On September 23, 1971 Theresa Smith Bradford and Rosie Mae Harris filed suit against Jerome T. Powell to have the testament dated July 23, 1971 annulled. Plain
The suits were consolidated for purposes of trial. After trial, the court found that Hezekiah Smith had the mental capacity to confect a will, was not blind at the time the August 30, 1971 will was confected, and that said will was Smith’s last will and testament. From this adverse judgment Jerome T. Powell perfected a devolutive appeal.
Appellant assigns as error the district court’s failure to annul the will dated August 30, 1971 on the ground that the deceased was unable to read at the time of its making. LSA-R.S. 9:2443 provides:
“Except as provided in R.S. 9:2442 with respect to a testator who is physically unable to sign his name, those who know not how or are not able to sign their names, and those who know not how or are not able to read, cannot make dispositions in the form of the will provided for in R.S. 9:2442, nor be attesting witnesses thereto . . .”
It is settled jurisprudence that testamentary capacity is always presumed and thus a presumption exists in favor of the validity of the will. Succession of Schmidt, 219 La. 675, 53 So.2d 834 (1951); Succession of Guidry, La.App., 160 So.2d 759 (3d Cir. 1964); Succession of Lambert, 185 La. 416, 169 So. 453 (1936); Succession of Mithoff, 168 La. 624, 122 So. 886 (1929).
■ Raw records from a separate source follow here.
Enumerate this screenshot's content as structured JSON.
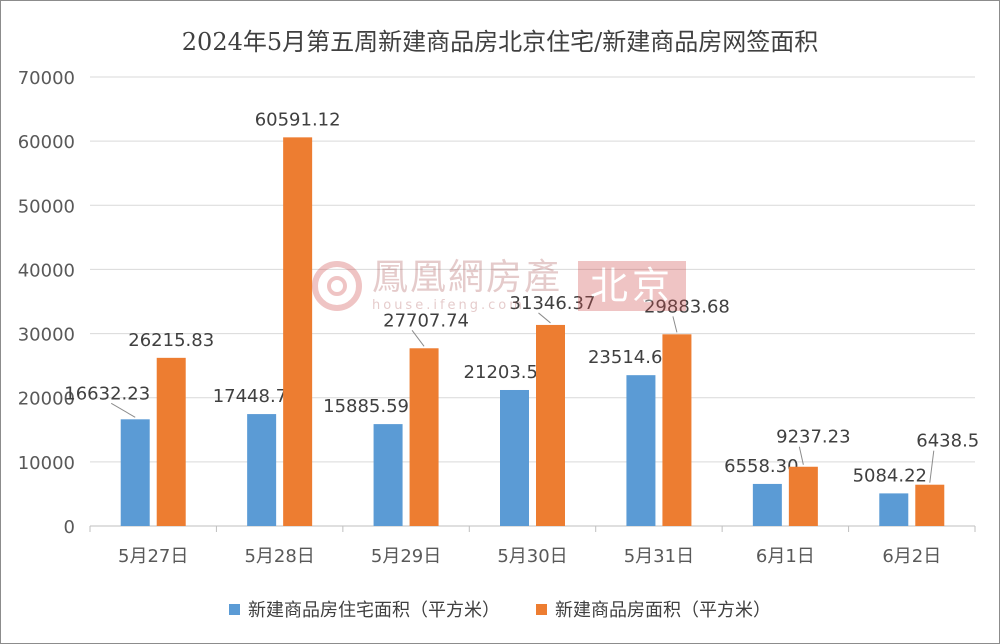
{
  "title": "2024年5月第五周新建商品房北京住宅/新建商品房网签面积",
  "watermark": {
    "name": "鳳凰網房產",
    "url": "house.ifeng.com",
    "city": "北京"
  },
  "chart_data": {
    "type": "bar",
    "title": "2024年5月第五周新建商品房北京住宅/新建商品房网签面积",
    "categories": [
      "5月27日",
      "5月28日",
      "5月29日",
      "5月30日",
      "5月31日",
      "6月1日",
      "6月2日"
    ],
    "series": [
      {
        "name": "新建商品房住宅面积（平方米）",
        "color": "#5b9bd5",
        "values": [
          16632.23,
          17448.75,
          15885.59,
          21203.55,
          23514.61,
          6558.3,
          5084.22
        ],
        "labels": [
          "16632.23",
          "17448.75",
          "15885.59",
          "21203.55",
          "23514.61",
          "6558.30",
          "5084.22"
        ]
      },
      {
        "name": "新建商品房面积（平方米）",
        "color": "#ed7d31",
        "values": [
          26215.83,
          60591.12,
          27707.74,
          31346.37,
          29883.68,
          9237.23,
          6438.5
        ],
        "labels": [
          "26215.83",
          "60591.12",
          "27707.74",
          "31346.37",
          "29883.68",
          "9237.23",
          "6438.5"
        ]
      }
    ],
    "ylim": [
      0,
      70000
    ],
    "yticks": [
      "0",
      "10000",
      "20000",
      "30000",
      "40000",
      "50000",
      "60000",
      "70000"
    ],
    "grid": true,
    "legend_position": "bottom"
  }
}
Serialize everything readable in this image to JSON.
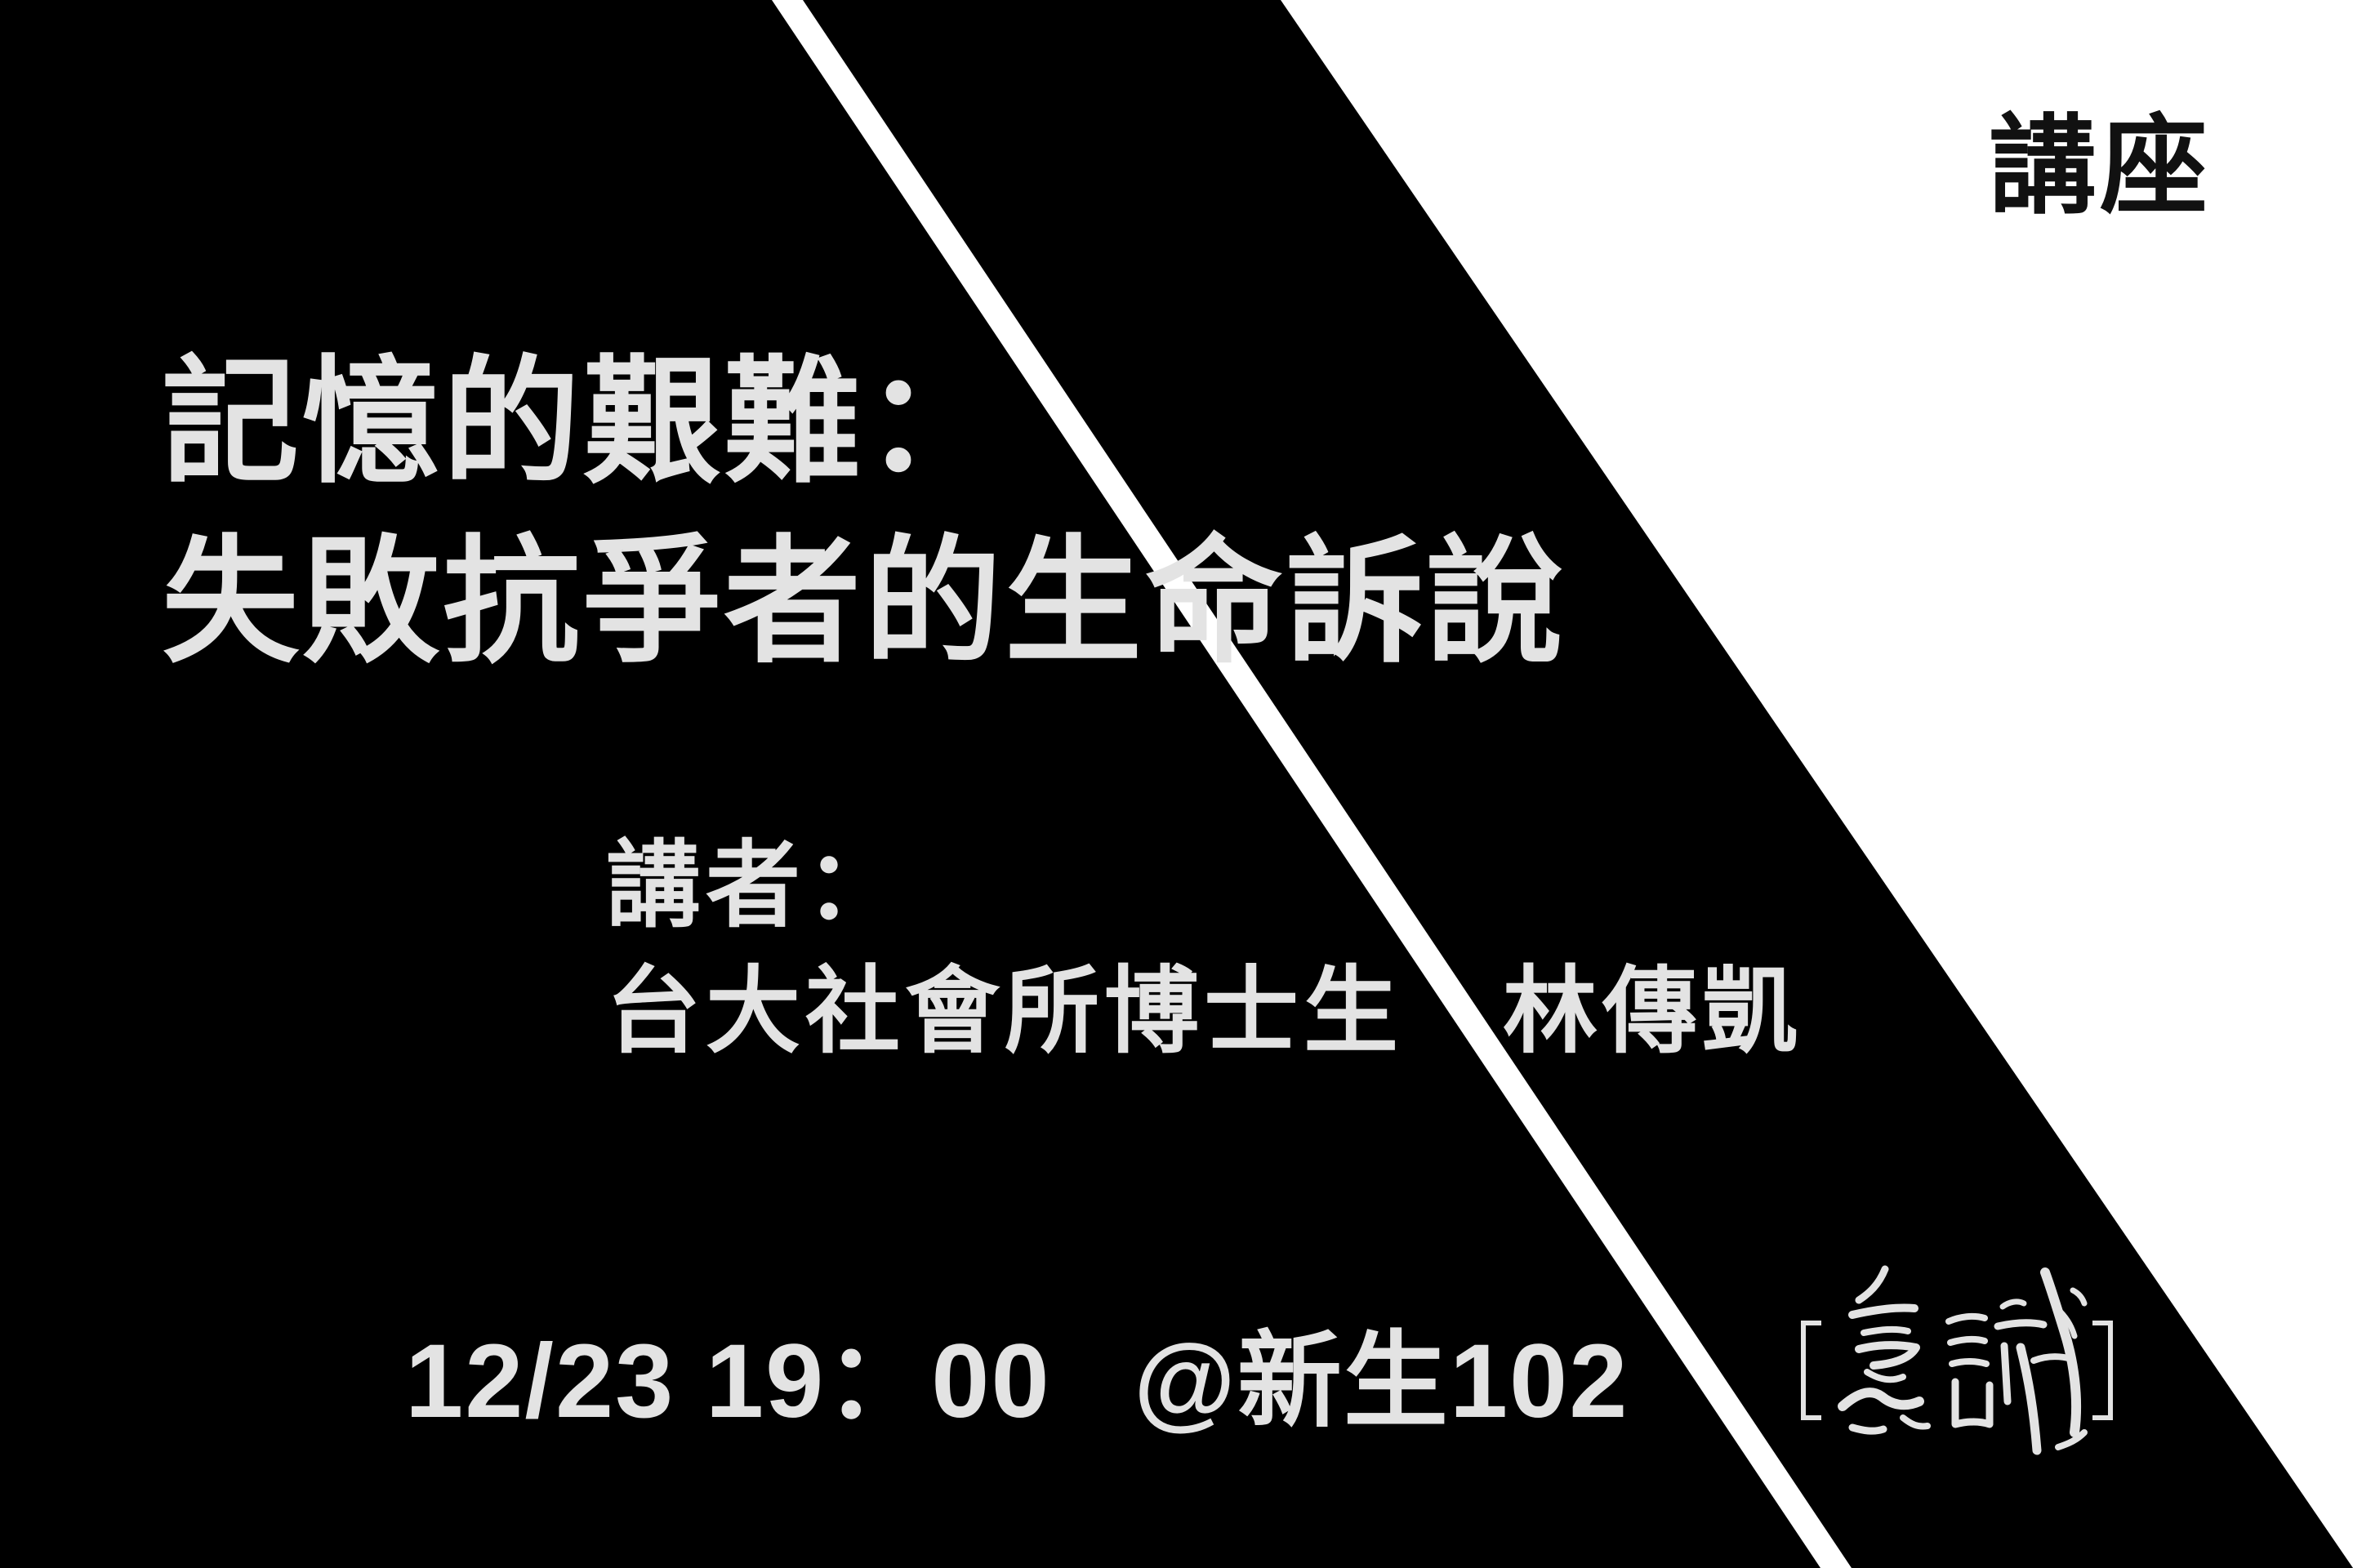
{
  "poster": {
    "category": "講座",
    "title_line1": "記憶的艱難：",
    "title_line2": "失敗抗爭者的生命訴說",
    "speaker_label": "講者：",
    "speaker_name": "台大社會所博士生　林傳凱",
    "datetime": "12/23 19：00",
    "venue": "@新生102",
    "logo_text": "意識",
    "logo_icon": "calligraphy-seal-icon"
  },
  "colors": {
    "background": "#000000",
    "panel": "#ffffff",
    "text_light": "#e3e3e3",
    "text_dark": "#111111"
  }
}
It was pointed out by the court in Guidry v. Hardy, La.App., 254 So.2d 675 (3d Cir. 1971) that the burden of proving lack of testamentary capacity at the time the will was executed is upon the party alleging it. McCarty v. Trichel, 217 La. 444, 46 So. 2d 621 (1950); Condon v. McCormick, La. App., 134 So.2d 619 (3d Cir. 1961); Lewis v. Dejean, La.App., 251 So.2d 124 (3d Cir. 1971). The court further stated that the degree of proof required to overcome the presumption of testamentary capacity is similar to that required in criminal cases to rebut and overcome the presumption of innocence which the law creates in favor of a person who is on trial for a crime. Succession of Mithoff, supra; Succession of Guidry, supra; Succession of Lambert, supra.
The trial court found as a fact that the testator Hezekiah Smith had the mental capacity to confect the will of August 30, 1971 and was capable of reading at the time of its confection.
The testimony of the witnesses was that although his eyesight was failing shortly before his death, at the time of the confection of the will he could see well enough to get around in his house and in his hospital room. He could see well enough to sign his name properly on the designated line of the will.
The testimony is clear that appellant has failed to bear the burden of proof required to annul the will.
We find no manifest error in the trial court’s ruling.
For the foregoing reasons, the judgment of the trial court is affirmed at appellant’s cost.